ACCA was a show that was a lot about style and it had the style to
make everything work. And I have to admit that some of the twists
in the last episode were great.
(One surprise given what happened in ACCA is how little violence it had, even when it could have.)
- March comes in like a Lion: This didn't conclude so much as more
or less resolve some ongoing character threads, which is perfectly fine
since we're getting more later. But even if we weren't, I feel that the
show picked a good point to pause; it carefully showed us how Rei had
made genuine progress in moving forwards out of his paralyzed stasis
(cf).
- Miss Kobayashi's Dragon Maid: What started out as a comedy turned
into a show that was very explicitly and heartwarmingly about family. Oh, sure,
there were still funny bits by and in the end, but family was the
heart of everything going on and the epilogue of the show made it
explicit. KyoAni did very good work here. In quiet little things,
I liked how the mood shifted over the course of the show; for example,
Kobayashi stopped exploiting Tohru, and
the cast no longer staying late at work.
(Kanna was a vital part of making things work. Her presence didn't create the family as such, but she made its existence obvious. And she got a beautiful part of an episode where the point wasn't what happened but what didn't.)

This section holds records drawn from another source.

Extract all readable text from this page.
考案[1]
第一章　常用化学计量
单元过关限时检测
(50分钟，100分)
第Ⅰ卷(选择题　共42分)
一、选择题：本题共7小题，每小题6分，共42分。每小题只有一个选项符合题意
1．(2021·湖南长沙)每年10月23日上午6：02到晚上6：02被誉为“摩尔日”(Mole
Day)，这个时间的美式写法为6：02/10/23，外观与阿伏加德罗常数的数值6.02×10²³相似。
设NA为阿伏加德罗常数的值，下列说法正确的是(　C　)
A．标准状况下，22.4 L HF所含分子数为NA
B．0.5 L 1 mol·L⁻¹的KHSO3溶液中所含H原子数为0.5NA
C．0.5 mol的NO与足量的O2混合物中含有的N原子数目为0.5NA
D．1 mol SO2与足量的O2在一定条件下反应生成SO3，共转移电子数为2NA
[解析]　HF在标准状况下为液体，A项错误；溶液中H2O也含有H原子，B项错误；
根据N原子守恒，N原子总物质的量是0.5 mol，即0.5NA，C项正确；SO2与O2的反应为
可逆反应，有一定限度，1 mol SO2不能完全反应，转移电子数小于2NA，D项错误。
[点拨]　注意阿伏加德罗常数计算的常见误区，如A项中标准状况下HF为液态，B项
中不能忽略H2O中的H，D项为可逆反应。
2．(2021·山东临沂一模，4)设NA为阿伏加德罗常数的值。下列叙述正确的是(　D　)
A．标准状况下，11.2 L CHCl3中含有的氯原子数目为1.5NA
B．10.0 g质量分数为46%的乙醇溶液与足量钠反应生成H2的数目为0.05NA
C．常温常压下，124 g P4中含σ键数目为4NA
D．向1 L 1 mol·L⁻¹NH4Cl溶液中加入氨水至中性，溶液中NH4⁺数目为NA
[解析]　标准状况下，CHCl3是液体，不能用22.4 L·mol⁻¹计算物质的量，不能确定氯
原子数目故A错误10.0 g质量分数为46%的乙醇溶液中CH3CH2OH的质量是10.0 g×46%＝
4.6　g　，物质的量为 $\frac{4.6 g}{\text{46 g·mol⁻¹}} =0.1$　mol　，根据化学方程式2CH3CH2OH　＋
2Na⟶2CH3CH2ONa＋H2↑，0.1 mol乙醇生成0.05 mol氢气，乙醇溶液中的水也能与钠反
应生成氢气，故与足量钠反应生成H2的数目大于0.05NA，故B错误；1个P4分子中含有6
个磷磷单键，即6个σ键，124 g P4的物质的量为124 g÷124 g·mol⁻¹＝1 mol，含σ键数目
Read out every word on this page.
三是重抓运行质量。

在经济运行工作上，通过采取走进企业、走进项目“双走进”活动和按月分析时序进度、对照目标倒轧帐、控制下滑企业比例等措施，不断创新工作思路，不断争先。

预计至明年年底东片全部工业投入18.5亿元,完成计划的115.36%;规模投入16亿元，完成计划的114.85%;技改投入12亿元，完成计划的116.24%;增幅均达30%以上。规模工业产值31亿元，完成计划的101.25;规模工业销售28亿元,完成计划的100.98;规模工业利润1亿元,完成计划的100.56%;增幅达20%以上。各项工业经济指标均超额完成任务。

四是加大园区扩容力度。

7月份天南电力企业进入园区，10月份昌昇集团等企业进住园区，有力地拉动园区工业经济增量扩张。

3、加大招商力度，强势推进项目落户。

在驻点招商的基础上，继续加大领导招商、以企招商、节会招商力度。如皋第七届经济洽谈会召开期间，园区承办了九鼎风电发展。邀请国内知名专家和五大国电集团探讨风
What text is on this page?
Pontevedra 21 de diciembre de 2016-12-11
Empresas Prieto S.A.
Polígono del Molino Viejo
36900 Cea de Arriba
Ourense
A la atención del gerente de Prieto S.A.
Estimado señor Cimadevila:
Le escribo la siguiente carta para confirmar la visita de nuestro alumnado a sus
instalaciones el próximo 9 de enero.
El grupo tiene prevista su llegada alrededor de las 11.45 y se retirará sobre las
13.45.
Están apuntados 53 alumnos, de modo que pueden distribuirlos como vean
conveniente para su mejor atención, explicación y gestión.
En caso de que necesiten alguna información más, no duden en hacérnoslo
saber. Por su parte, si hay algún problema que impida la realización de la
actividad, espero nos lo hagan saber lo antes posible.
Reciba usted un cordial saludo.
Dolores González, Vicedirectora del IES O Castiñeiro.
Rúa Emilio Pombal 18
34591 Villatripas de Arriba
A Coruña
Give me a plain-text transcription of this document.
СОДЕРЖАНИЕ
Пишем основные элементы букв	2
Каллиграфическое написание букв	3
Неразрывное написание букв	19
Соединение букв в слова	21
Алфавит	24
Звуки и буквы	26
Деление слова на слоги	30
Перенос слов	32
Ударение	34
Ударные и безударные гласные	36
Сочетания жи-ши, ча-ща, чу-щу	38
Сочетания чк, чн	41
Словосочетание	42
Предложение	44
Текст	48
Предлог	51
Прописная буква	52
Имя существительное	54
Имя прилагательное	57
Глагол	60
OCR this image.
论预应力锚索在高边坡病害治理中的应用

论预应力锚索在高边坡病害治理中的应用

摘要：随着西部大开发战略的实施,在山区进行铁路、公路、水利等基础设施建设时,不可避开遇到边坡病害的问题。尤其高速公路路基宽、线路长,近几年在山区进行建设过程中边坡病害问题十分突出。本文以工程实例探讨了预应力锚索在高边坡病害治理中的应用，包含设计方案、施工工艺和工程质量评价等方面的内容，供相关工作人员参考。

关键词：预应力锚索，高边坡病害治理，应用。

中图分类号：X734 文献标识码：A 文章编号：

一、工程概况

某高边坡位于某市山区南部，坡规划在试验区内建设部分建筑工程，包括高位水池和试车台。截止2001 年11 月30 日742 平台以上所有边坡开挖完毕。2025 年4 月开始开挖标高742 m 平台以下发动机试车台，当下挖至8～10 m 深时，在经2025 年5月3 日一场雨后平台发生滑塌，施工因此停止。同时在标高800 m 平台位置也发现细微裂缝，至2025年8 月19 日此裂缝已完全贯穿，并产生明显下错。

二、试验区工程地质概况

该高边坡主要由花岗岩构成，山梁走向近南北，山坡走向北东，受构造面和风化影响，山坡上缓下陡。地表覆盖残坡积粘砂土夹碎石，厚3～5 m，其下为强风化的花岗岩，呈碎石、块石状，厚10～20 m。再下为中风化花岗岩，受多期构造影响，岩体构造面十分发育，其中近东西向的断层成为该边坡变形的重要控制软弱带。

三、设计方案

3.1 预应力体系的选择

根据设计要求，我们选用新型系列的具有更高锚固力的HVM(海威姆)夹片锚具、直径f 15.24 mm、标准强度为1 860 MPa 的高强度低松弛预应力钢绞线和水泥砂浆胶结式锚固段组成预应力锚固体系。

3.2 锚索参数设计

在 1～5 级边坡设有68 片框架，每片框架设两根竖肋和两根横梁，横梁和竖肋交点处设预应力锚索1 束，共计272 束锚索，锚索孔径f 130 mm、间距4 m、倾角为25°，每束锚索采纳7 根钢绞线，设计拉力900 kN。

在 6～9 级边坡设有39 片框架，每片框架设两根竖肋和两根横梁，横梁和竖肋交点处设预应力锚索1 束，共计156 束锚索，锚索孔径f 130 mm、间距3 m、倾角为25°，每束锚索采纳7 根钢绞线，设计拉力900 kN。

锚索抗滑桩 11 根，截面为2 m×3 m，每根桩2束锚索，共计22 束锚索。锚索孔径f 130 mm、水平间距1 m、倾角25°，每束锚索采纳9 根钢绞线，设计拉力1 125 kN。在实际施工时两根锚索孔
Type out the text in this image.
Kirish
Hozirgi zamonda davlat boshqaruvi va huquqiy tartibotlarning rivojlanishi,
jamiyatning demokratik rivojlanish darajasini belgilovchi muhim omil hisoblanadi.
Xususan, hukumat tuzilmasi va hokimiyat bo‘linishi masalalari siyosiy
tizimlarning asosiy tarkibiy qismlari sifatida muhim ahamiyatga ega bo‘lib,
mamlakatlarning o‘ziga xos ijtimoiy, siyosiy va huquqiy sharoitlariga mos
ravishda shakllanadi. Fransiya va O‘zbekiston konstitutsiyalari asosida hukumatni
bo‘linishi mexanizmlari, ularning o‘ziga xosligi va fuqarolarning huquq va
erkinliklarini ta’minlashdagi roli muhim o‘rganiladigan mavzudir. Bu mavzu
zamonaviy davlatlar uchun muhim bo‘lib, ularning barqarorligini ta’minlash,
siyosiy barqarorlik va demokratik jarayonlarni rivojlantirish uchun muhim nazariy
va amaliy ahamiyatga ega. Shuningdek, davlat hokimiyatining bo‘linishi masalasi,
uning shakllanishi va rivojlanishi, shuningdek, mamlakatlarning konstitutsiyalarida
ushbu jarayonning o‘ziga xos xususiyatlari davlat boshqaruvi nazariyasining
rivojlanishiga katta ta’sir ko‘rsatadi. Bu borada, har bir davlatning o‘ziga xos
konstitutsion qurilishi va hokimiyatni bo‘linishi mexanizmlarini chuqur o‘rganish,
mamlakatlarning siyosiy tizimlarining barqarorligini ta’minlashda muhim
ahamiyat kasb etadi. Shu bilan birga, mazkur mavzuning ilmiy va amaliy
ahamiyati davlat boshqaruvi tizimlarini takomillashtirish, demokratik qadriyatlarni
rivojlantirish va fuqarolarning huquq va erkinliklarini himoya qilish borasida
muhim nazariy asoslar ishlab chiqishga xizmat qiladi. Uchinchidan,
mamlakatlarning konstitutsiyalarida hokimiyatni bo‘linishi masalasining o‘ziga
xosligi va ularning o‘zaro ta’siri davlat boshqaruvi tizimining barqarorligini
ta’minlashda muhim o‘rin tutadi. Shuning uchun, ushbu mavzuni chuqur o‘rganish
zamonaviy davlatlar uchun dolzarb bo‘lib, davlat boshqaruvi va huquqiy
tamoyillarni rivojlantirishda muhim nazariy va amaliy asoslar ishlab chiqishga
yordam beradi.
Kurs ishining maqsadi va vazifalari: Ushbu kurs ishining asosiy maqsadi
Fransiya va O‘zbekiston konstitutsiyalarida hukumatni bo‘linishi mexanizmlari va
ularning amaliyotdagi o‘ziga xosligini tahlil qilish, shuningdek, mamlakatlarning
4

- Kemono Friends: This is ultimately a kid's show, by which I mean
that its episodic stories were generally relatively straightforward;
there was friendship with new Friends (all of whom were nice people),
obstacles to overcome with interesting but straightforward solutions,
and so on. This doesn't mean that it was bad, though, or even merely
ordinary; works for kids and young adults are quite capable of having
significant depths once you start looking and being extremely good,
and Kemono Friends definitely qualified here.
Over its run Kemono Friends slowly and carefully built up a coherent world and overall plotline, built narrative momentum around everything going on, and used all of this to create a very powerful climax with genuine surprises, an epic title drop that really worked, and a happy ending that felt completely justified, partly because it used elements the show had been carefully feeding us all along. A lot of shows fumble their endings in some ways, but Kemono Friends delivered one of the best ones I've seen in a while . The show had both heart and smarts (and looking back, always had some interesting things quietly in the background).
I don't know how Kemono Friends happened, especially from a staff that doesn't seem to have done much before, but I hope we get something more from this group of people. They have proven they can make excellent work even under challenging situations, so I'd love to see what they can do with another chance (on Kemono Friends or something else).
(I'm someone who is not bothered by CGI if the rest of the show works, so I came to accept Kemono Friends' CGI even when it was pretty special.)
(See also how watching Kemono Friends benefits from knowing some general spoilers.)
This season wound up being pretty thin on things to watch (since I only followed three shows during it; I started Kemono Friends basically after the season finished). However, everything I watched was somewhere between quite good and excellent (Kemono Friends is merely good a lot of the time; it back-loads its excellence as things get really rolling towards the end).
I do kind of regret that none of my secondary shows worked out for me this season. In the past I probably would have kept on watching Little Witch Academia, Blue Exorcist - Kyoto Saga, and maybe even KonoSuba and Akiba's Trip. But these days apparently I'm getting less interested in watching things I find merely ordinary or marginal, so out they all went by midway.